Los snacks son la pesadilla de muchas personas que luchan por mantener su peso. Muchas veces esos pequeños fragmentos alimenticios están tan peligrosamente cargados de calorías que hay quien les culpa de su sobrepeso. El riesgo del contenido en snack, sin embargo, es justo el contrario: esos diminutos recetarios relatados en un número limitado de pasos y acompañados de bellas ilustraciones impiden en muchos casos la natural reflexión que en las personas puede verdaderamente conducir al aprendizaje o al desarrollo real. Y, por tanto, pueden potencialmente llevar a cualquiera a un marasmo cognitivo en el que todas sus ideas sean superficiales y puedan ser expresadas en menos de ciento cuarenta caracteres. El contenido en snack es un síntoma de la cultura contemporánea, pero también es un potencial generador de una pandemia de mentes simplificadas.

Esto no es un manifiesto en defensa del contenido enciclopédico ni de las reflexiones infinitas, como tampoco una invitación a volver atrás en el tiempo y prescindir de la potencia ilustrativa del mundo multimedia. Sin embargo, sí debemos reflexionar sobre una terrible paradoja que, apenas sin darnos cuenta, se ha colado en nuestro mundo: mientras que los ciudadanos –y por supuesto los estudiantes y con ello los profesionales del mañana– cada vez reclaman un contenido más fácil de digerir, el mundo cada vez se vuelve más complejo y sistémico, y cada vez es más difícil hacer en él una aportación de valor, ya sea científica, artística o empresarial. En este mundo de contenido en snack, el conocimiento que hay que desplegar para abrirse paso es cada vez más extenso e interrelacionado, particularmente en algunas áreas como pueden ser la ciencia o la tecnología.
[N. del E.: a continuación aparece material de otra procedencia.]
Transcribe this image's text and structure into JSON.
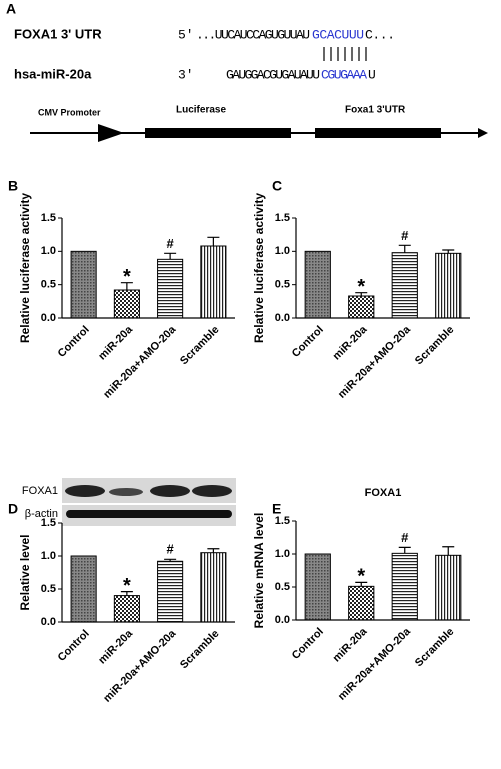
{
  "panel_a": {
    "label": "A",
    "utr_name": "FOXA1 3' UTR",
    "utr_end": "5'",
    "utr_seq": "...UUCAUCCAGUGUUAU",
    "utr_site": "GCACUUU",
    "utr_tail": "C...",
    "mirna_name": "hsa-miR-20a",
    "mirna_end": "3'",
    "mirna_seq": "GAUGGACGUGAUAUU",
    "mirna_seed": "CGUGAAA",
    "mirna_tail": "U",
    "construct": [
      "CMV Promoter",
      "Luciferase",
      "Foxa1 3'UTR"
    ]
  },
  "blot": {
    "rows": [
      "FOXA1",
      "β-actin"
    ]
  },
  "chart_data": [
    {
      "type": "bar",
      "panel": "B",
      "ylabel": "Relative luciferase activity",
      "categories": [
        "Control",
        "miR-20a",
        "miR-20a+AMO-20a",
        "Scramble"
      ],
      "values": [
        1.0,
        0.42,
        0.88,
        1.08
      ],
      "errors": [
        0,
        0.11,
        0.09,
        0.13
      ],
      "annotations": [
        null,
        "*",
        "#",
        null
      ],
      "patterns": [
        "dense",
        "checker",
        "hlines",
        "vlines"
      ],
      "ylim": [
        0,
        1.5
      ],
      "yticks": [
        {
          "value": 0,
          "label": "0.0"
        },
        0.5,
        {
          "value": 1,
          "label": "1.0"
        },
        1.5
      ]
    },
    {
      "type": "bar",
      "panel": "C",
      "ylabel": "Relative luciferase activity",
      "categories": [
        "Control",
        "miR-20a",
        "miR-20a+AMO-20a",
        "Scramble"
      ],
      "values": [
        1.0,
        0.33,
        0.98,
        0.97
      ],
      "errors": [
        0,
        0.05,
        0.11,
        0.05
      ],
      "annotations": [
        null,
        "*",
        "#",
        null
      ],
      "patterns": [
        "dense",
        "checker",
        "hlines",
        "vlines"
      ],
      "ylim": [
        0,
        1.5
      ],
      "yticks": [
        {
          "value": 0,
          "label": "0.0"
        },
        0.5,
        {
          "value": 1,
          "label": "1.0"
        },
        1.5
      ]
    },
    {
      "type": "bar",
      "panel": "D",
      "ylabel": "Relative level",
      "categories": [
        "Control",
        "miR-20a",
        "miR-20a+AMO-20a",
        "Scramble"
      ],
      "values": [
        1.0,
        0.4,
        0.92,
        1.05
      ],
      "errors": [
        0,
        0.06,
        0.03,
        0.06
      ],
      "annotations": [
        null,
        "*",
        "#",
        null
      ],
      "patterns": [
        "dense",
        "checker",
        "hlines",
        "vlines"
      ],
      "ylim": [
        0,
        1.5
      ],
      "yticks": [
        {
          "value": 0,
          "label": "0.0"
        },
        0.5,
        {
          "value": 1,
          "label": "1.0"
        },
        1.5
      ]
    },
    {
      "type": "bar",
      "panel": "E",
      "title": "FOXA1",
      "ylabel": "Relative mRNA level",
      "categories": [
        "Control",
        "miR-20a",
        "miR-20a+AMO-20a",
        "Scramble"
      ],
      "values": [
        1.0,
        0.51,
        1.01,
        0.98
      ],
      "errors": [
        0,
        0.06,
        0.09,
        0.13
      ],
      "annotations": [
        null,
        "*",
        "#",
        null
      ],
      "patterns": [
        "dense",
        "checker",
        "hlines",
        "vlines"
      ],
      "ylim": [
        0,
        1.5
      ],
      "yticks": [
        {
          "value": 0,
          "label": "0.0"
        },
        0.5,
        {
          "value": 1,
          "label": "1.0"
        },
        1.5
      ]
    }
  ]
}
En una hipotética sociedad aquejada por una pandemia de mentes simplificadas la pregunta es bajo qué circunstancias, qué personas, con qué medios y con qué motivaciones incursionarían en el mundo del conocimiento complejo para seguir liderando el mundo. Quién haría los complicados cálculos de ingeniería necesarios para que la experiencia de conducción de un vehículo sea realmente sencilla, quién idearía las investigaciones necesarias para que mantenerse en forma y con salud sea un juego de niños, o quién desarrollaría las complejas bibliotecas de datos que permiten extraer el conocimiento predictivo necesario para aportar valor real en la arena empresarial.

Es posible que nadie quisiera ocuparse de esas tareas, y es igualmente posible entonces que el mundo comenzara a involucionar. O también podría ocurrir que el ser humano se diera cuenta de que vivir en un mundo sencillo requiere controlar realidades complejas, y retornara así la cultura de la reflexión y de la capacidad crítica, así como el culto al aprendizaje y la sabiduría como valor en sí mismos. Pero también es posible que únicamente una élite intelectual aprendiera a vivir en la complejidad y se adjudicara todo el valor derivado de su gestión, mientras a larga distancia caminaría una muchedumbre potencialmente infinita de mentes simplificadas, que viviría plácidamente en el convencimiento erróneo de que el mundo es realmente tan sencillo como aparenta ser. En este último caso se pintaría un futuro ciertamente oscuro para la humanidad, pues no hay peor quebranto de la democracia que la desigualdad en el acceso al conocimiento.